The 67-year-old billionaire described the refinery venture as “the biggest risk of my life,” revealing that the final investment
$20 billion, more than double the original budget.
In an exclusive interview with Forbes, Dangote shared the complexities behind the massive undertaking. Initially, the refinery’s projected cost was $10 billion, but the price escalated as Dangote insisted on expanding its scope beyond the original plans.
“If this didn’t work, I was dead,” he admitted to Forbes, acknowledging the enormity of the gamble he took when he first announced the refinery in 2013.
Dangote initially planned to build the facility in southwest Nigeria but faced delays due to disputes with local officials. In a dramatic pivot, he relocated the project to the Lekki Free Zone, just outside Lagos, paying $100 million to secure the land. The move, however, came with its own set of obstacles, as the swampy terrain required dredging 65 million cubic meters of sand and constructing a port to facilitate transport.
Despite these setbacks, the Dangote Refinery began operations in 2024. Situated on a 6,200-acre site, the refinery initially processed 350,000 barrels of crude per day (b/d), reaching 500,000 b/d by January.

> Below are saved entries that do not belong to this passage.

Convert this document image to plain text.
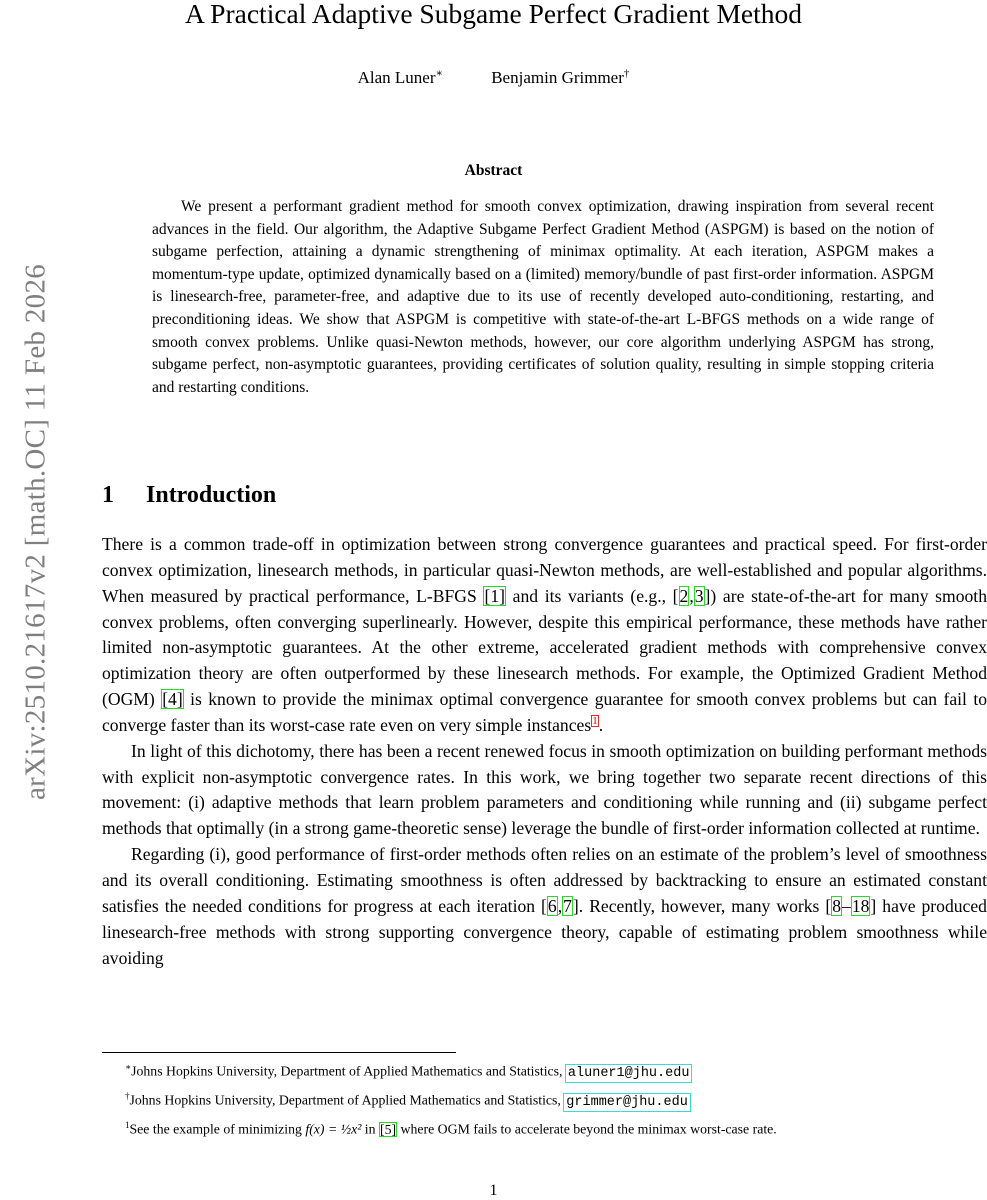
arXiv:2510.21617v2 [math.OC] 11 Feb 2026
A Practical Adaptive Subgame Perfect Gradient Method
Alan Luner∗	Benjamin Grimmer†
Abstract

We present a performant gradient method for smooth convex optimization, drawing inspiration from several recent advances in the field. Our algorithm, the Adaptive Subgame Perfect Gradient Method (ASPGM) is based on the notion of subgame perfection, attaining a dynamic strengthening of minimax optimality. At each iteration, ASPGM makes a momentum-type update, optimized dynamically based on a (limited) memory/bundle of past first-order information. ASPGM is linesearch-free, parameter-free, and adaptive due to its use of recently developed auto-conditioning, restarting, and preconditioning ideas. We show that ASPGM is competitive with state-of-the-art L-BFGS methods on a wide range of smooth convex problems. Unlike quasi-Newton methods, however, our core algorithm underlying ASPGM has strong, subgame perfect, non-asymptotic guarantees, providing certificates of solution quality, resulting in simple stopping criteria and restarting conditions.

1 Introduction

There is a common trade-off in optimization between strong convergence guarantees and practical speed. For first-order convex optimization, linesearch methods, in particular quasi-Newton methods, are well-established and popular algorithms. When measured by practical performance, L-BFGS [1] and its variants (e.g., [2,3]) are state-of-the-art for many smooth convex problems, often converging superlinearly. However, despite this empirical performance, these methods have rather limited non-asymptotic guarantees. At the other extreme, accelerated gradient methods with comprehensive convex optimization theory are often outperformed by these linesearch methods. For example, the Optimized Gradient Method (OGM) [4] is known to provide the minimax optimal convergence guarantee for smooth convex problems but can fail to converge faster than its worst-case rate even on very simple instances$^1$.

In light of this dichotomy, there has been a recent renewed focus in smooth optimization on building performant methods with explicit non-asymptotic convergence rates. In this work, we bring together two separate recent directions of this movement: (i) adaptive methods that learn problem parameters and conditioning while running and (ii) subgame perfect methods that optimally (in a strong game-theoretic sense) leverage the bundle of first-order information collected at runtime.

Regarding (i), good performance of first-order methods often relies on an estimate of the problem’s level of smoothness and its overall conditioning. Estimating smoothness is often addressed by backtracking to ensure an estimated constant satisfies the needed conditions for progress at each iteration [6,7]. Recently, however, many works [8–18] have produced linesearch-free methods with strong supporting convergence theory, capable of estimating problem smoothness while avoiding

∗Johns Hopkins University, Department of Applied Mathematics and Statistics, aluner1@jhu.edu

†Johns Hopkins University, Department of Applied Mathematics and Statistics, grimmer@jhu.edu

$^1$See the example of minimizing f(x) = ½x² in [5] where OGM fails to accelerate beyond the minimax worst-case rate.

1
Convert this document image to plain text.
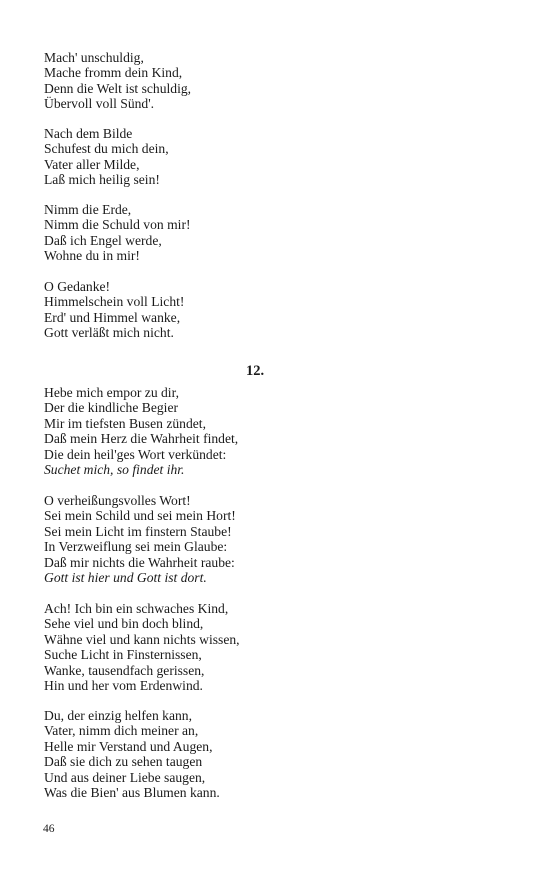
Mach' unschuldig,
Mache fromm dein Kind,
Denn die Welt ist schuldig,
Übervoll voll Sünd'.
Nach dem Bilde
Schufest du mich dein,
Vater aller Milde,
Laß mich heilig sein!
Nimm die Erde,
Nimm die Schuld von mir!
Daß ich Engel werde,
Wohne du in mir!
O Gedanke!
Himmelschein voll Licht!
Erd' und Himmel wanke,
Gott verläßt mich nicht.
12.
Hebe mich empor zu dir,
Der die kindliche Begier
Mir im tiefsten Busen zündet,
Daß mein Herz die Wahrheit findet,
Die dein heil'ges Wort verkündet:
Suchet mich, so findet ihr.
O verheißungsvolles Wort!
Sei mein Schild und sei mein Hort!
Sei mein Licht im finstern Staube!
In Verzweiflung sei mein Glaube:
Daß mir nichts die Wahrheit raube:
Gott ist hier und Gott ist dort.
Ach! Ich bin ein schwaches Kind,
Sehe viel und bin doch blind,
Wähne viel und kann nichts wissen,
Suche Licht in Finsternissen,
Wanke, tausendfach gerissen,
Hin und her vom Erdenwind.
Du, der einzig helfen kann,
Vater, nimm dich meiner an,
Helle mir Verstand und Augen,
Daß sie dich zu sehen taugen
Und aus deiner Liebe saugen,
Was die Bien' aus Blumen kann.
46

With full capacity slated for next month, the refinery will process a staggering 650,000 b/d, positioning it as the seventh-largest refinery globally by production and the largest in Africa. Adjacent to the refinery is a petrochemical complex that produces 3 million metric tons of urea annually, making Dangote the continent’s largest fertilizer producer.
How Dangote raised funds for his refinery project
The financing of the refinery was no less ambitious. To fund the project, Dangote secured $5.5 billion in bank loans and divested stakes in his cement business, raising $600 million from investors including Dubai’s investment corporation and an Australian sovereign wealth fund.
Additionally, his holding company, which oversees Dangote’s cement, flour, and sugar businesses, provided a $10 billion intercompany loan to cover the project’s rising costs. The total bill for the refinery ultimately reached nearly $23 billion, significantly surpassing the initial estimates.
However, the refinery still faces financial challenges. With $3 billion in outstanding debt, the project’s liquidity came under scrutiny, leading to a downgrade from Fitch in August.
This was attributed to the under-utilization of the refinery in its early months and the severe depreciation of Nigeria’s Naira, which has lost over 70% of its value since the currency was floated in June 2023.
Despite these hurdles, Dangote remains confident in the refinery’s financial stability, citing its dollar-based revenue model from foreign clients as a buffer against the Naira’s volatility.
Looking ahead, Dangote has plans to build a subsea pipeline to transport natural gas from the Niger Delta to Lagos and to expand production at the refinery’s fertilizer plant.
Furthermore, Dangote is eyeing a public listing for the refinery within the next few years, signaling his long-term vision for the project’s success.